Location: West Village, New York

Host(s): J.F.R.

Occasion: Last minute dinner

Menu: Pasta alla Puttanesca/ Green Salad with Shaved Fennel/ Cheese / Chocolate & Mandarins
Sometimes the best dinner parties are those thrown together at the last minute. You suddenly have access to a wonderful space, or the day takes a turn and becomes beautiful, making you change your mind about wanting to hole up with a book and a movie at the end of the week. You call up meaning to invite one or two friends, don’t reach them, so you keep calling other friends extending the invitation… and then suddenly EVERYONE accepts. You have a dinner party on your hands. That’s what happened this past weekend when my friend J.F.R. was cat-sitting in a lovely apartment in the West Village. Around four in the afternoon she started calling a couple of friends and by nine o’clock we were twelve people sharing a simple dinner of Pasta alla Puttanesca, a crisp salad with fennel and an array of decadent cheese brought over by friends, followed by sweet mandarins and good chocolate bars for dessert. All of this accompanied by many bottles of wine.
We’ve come up with a theory: The best night for an impromptu dinner party is Saturday night. During the week, everyone is overbooked with commitments from work obligations to social outings. On the weekend people are so tired with their over-planned week that they often make no plans at all. And since trying to get into a great restaurant could mean hours of waiting, your friends are going to quickly accept your dinner invitation.
Some of best dinner parties are not even focused on food, they are about the company, the delight in a spontaneous gathering. This meal was by far my favorite meal of the week, even though I had been to a couple of hot New York city restaurants over the preceding days, where I ate fancy renditions of lamb, smoked trout and halibut with preserved Meyer lemons, but nothing can beat unexpectedly good company. On this night, thanks to J.F.R’s lovely open disposition towards life and people, we all hailed from different backgrounds and places – a few people in town from Ireland, others from England, a couple from Washington D.C. We talked about politics, the environment, film, theatre and even the Dalai Lama. At midnight one group left to go to a screening of their film in a local film festival and another group arrived from seeing the new production of Julius Caesar at BAM. Without even leaving the house we were immersed in New York City culture. And the late arrivals didn’t miss a beat. “I love cold pasta!” I overhead one of them exclaim, the perfect thing to say to our beautiful hostess who had taken such good care of us all. I could have stayed all night, and the conversation never lagged. But I could feel my eyes closing against my will to stay – the struggle of a good night.
This is a great last minute dish for entertaining because you don’t necessarily need any fresh ingredients.  You can make it out of what you have in your pantry.

Serves 4-5

3 tablespoons extra-virgin olive oil
½ onion finely chopped
2 garlic cloves lightly crushed
½ teaspoon red pepper flakes
3 anchovy filets finely chopped
28 oz. pureed tomatoes (can be from a box or can)
1 ½ tablespoons capers (rinsed and soaked in water for 10 minutes if they are packed in salt)
½ cup black olives, pitted and chopped
½ lemon
salt to taste
1 pound short pasta (penne or rigatoni work well)
a handful of coarse sea salt
1-2 tablespoons chopped fresh parsley or basil (optional)
grated parmigiano reggiano to serve

Heat olive oil in a large skillet or saucepan over medium heat, when it’s hot add onion, garlic, and red pepper.  Sauté for a couple of minutes, then add anchovies and sauté for a minute more, mashing the anchovies with the back of a spoon so they disintegrate. Add tomatoes, capers, olives, lemon and salt to the skillet. Simmer over medium-low heat partially covered until the sauce reduces a bit, about 20-25 minutes.

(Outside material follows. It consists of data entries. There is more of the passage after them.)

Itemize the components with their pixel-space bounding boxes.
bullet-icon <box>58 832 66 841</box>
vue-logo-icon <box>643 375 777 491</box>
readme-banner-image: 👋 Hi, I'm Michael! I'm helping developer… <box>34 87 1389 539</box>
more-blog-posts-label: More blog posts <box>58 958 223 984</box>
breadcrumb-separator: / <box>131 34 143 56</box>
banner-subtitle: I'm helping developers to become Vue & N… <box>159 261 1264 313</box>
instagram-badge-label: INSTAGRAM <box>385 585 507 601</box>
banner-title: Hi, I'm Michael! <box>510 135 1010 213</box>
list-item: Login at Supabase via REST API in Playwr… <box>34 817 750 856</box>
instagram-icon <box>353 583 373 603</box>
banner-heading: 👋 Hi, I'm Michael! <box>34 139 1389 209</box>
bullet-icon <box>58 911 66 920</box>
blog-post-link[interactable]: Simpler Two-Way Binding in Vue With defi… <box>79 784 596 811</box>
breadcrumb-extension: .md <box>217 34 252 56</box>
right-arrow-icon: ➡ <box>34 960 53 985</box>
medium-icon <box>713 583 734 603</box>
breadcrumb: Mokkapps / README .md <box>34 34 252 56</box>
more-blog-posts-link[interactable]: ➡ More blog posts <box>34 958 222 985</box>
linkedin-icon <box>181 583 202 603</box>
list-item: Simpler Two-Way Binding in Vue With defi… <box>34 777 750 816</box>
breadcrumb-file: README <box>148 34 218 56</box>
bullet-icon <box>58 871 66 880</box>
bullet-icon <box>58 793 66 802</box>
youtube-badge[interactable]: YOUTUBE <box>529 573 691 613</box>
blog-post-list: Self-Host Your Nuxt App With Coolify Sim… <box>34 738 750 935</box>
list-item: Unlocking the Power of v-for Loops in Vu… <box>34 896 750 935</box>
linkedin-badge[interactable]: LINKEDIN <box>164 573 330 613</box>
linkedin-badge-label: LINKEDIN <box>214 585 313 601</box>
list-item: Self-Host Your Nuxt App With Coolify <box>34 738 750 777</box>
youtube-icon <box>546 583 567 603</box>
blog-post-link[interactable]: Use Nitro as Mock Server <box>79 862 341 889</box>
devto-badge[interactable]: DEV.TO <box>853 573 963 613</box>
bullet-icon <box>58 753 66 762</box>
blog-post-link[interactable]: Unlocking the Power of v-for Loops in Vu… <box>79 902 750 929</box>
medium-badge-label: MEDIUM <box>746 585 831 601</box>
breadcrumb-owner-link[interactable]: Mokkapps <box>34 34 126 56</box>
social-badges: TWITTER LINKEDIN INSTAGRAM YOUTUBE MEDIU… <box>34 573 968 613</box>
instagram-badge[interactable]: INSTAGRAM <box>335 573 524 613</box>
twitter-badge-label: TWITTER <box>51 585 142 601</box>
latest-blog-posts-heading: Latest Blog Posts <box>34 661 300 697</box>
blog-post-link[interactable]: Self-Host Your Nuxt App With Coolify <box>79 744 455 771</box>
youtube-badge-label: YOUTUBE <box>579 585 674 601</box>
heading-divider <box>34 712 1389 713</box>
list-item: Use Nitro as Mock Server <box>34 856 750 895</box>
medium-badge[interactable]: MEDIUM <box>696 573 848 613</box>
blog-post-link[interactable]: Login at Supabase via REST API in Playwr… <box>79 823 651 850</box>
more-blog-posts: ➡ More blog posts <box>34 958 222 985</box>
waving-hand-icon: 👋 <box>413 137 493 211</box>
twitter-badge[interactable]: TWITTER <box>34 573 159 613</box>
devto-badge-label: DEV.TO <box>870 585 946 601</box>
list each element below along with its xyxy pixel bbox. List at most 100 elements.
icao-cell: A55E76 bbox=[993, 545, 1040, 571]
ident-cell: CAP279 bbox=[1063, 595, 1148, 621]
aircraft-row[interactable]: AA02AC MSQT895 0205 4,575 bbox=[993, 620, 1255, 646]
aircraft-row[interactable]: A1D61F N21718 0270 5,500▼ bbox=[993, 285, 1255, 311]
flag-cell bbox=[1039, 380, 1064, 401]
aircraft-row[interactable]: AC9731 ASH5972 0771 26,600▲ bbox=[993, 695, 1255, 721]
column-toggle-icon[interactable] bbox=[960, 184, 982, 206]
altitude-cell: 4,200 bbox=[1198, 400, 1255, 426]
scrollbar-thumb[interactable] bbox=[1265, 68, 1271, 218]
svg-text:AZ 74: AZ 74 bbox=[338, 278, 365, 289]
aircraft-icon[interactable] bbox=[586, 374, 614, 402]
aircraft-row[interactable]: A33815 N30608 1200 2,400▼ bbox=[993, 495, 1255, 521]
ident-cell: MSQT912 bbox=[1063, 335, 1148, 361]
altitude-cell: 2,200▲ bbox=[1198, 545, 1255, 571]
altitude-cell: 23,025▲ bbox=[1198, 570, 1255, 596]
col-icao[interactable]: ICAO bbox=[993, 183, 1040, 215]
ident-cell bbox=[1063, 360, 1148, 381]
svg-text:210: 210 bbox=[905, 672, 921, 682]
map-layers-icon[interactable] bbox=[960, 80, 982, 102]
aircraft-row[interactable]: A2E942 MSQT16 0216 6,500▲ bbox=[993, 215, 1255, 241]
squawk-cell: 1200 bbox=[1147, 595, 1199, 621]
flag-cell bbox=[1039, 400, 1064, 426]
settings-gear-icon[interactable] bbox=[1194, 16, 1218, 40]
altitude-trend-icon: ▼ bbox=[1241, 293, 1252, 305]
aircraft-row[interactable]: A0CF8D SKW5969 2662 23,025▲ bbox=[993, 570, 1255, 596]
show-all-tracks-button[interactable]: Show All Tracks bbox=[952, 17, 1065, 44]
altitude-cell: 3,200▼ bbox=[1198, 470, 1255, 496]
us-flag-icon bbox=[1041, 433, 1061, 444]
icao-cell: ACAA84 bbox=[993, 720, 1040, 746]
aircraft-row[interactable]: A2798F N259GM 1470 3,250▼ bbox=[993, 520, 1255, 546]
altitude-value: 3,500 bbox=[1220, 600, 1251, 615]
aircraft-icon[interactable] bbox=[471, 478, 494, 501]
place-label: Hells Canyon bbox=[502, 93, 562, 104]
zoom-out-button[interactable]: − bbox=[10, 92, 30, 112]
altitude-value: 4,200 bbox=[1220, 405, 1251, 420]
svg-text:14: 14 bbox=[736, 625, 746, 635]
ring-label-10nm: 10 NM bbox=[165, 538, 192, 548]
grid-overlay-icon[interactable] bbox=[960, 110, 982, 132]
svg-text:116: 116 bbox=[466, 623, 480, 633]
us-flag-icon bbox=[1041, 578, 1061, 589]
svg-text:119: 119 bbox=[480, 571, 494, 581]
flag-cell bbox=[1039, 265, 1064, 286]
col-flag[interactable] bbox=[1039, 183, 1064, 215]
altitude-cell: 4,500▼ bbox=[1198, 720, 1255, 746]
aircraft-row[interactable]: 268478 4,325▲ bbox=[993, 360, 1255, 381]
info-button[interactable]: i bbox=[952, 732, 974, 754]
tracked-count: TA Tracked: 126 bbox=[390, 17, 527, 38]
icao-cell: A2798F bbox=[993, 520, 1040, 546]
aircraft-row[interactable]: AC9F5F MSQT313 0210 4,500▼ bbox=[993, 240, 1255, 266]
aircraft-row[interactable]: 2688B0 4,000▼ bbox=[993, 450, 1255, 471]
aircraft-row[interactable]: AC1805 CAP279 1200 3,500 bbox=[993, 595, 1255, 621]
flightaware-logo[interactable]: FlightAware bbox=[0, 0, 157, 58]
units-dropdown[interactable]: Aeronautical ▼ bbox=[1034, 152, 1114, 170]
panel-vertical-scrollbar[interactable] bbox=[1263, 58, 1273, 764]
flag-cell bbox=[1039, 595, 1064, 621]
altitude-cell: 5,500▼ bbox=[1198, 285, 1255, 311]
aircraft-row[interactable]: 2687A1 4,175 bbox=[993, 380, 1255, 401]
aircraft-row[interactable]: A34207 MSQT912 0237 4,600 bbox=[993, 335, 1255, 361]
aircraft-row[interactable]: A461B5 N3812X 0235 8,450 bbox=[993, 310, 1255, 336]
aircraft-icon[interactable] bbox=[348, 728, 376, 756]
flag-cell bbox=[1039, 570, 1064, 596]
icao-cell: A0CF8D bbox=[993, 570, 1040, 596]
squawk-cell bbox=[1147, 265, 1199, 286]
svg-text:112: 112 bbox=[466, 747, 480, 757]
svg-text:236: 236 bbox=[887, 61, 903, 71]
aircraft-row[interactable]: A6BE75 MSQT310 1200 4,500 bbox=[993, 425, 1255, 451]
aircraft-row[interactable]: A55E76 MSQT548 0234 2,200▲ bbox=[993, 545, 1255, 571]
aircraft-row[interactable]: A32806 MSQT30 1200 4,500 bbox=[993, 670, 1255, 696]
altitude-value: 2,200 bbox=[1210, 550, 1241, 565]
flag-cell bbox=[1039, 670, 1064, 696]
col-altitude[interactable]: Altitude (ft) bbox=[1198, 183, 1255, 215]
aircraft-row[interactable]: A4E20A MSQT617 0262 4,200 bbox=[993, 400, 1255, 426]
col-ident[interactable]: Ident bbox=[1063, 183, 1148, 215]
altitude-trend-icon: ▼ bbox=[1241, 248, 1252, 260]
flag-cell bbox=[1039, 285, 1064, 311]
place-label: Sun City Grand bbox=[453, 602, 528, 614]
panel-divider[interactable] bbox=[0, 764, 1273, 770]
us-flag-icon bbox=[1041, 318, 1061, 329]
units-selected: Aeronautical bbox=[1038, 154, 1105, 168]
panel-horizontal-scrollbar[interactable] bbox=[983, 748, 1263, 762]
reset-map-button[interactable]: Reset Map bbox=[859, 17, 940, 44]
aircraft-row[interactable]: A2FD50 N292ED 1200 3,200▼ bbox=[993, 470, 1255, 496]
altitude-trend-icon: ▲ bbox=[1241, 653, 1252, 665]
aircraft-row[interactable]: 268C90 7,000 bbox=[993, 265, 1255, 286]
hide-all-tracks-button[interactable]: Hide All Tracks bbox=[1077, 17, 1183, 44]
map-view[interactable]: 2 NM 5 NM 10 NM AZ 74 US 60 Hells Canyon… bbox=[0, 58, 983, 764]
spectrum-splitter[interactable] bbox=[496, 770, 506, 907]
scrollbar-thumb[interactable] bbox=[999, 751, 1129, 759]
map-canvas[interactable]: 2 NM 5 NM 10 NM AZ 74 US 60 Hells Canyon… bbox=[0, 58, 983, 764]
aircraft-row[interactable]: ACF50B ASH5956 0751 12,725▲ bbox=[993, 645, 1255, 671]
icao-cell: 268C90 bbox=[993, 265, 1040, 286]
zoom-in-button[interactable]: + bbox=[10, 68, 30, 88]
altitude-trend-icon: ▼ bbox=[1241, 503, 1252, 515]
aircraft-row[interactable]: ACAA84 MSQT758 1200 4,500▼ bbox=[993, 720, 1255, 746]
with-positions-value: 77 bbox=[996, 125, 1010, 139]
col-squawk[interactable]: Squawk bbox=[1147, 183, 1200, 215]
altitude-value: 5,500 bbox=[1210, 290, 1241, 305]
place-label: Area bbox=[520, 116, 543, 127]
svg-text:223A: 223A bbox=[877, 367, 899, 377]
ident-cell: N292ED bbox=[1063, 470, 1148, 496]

Bring a large pot of water to boil. Add a handful of coarse sea salt, add pasta and cook until tender but firm (usually about a minute less than what is stated on the box of pasta). Reserve a cup of the cooking liquid and drain the pasta. Put pasta back in the same pot, add the sauce (you may not need all of it) and some of the reserved cooking liquid, stir. Garnish with herbs and serve immediately with grated parmigiano.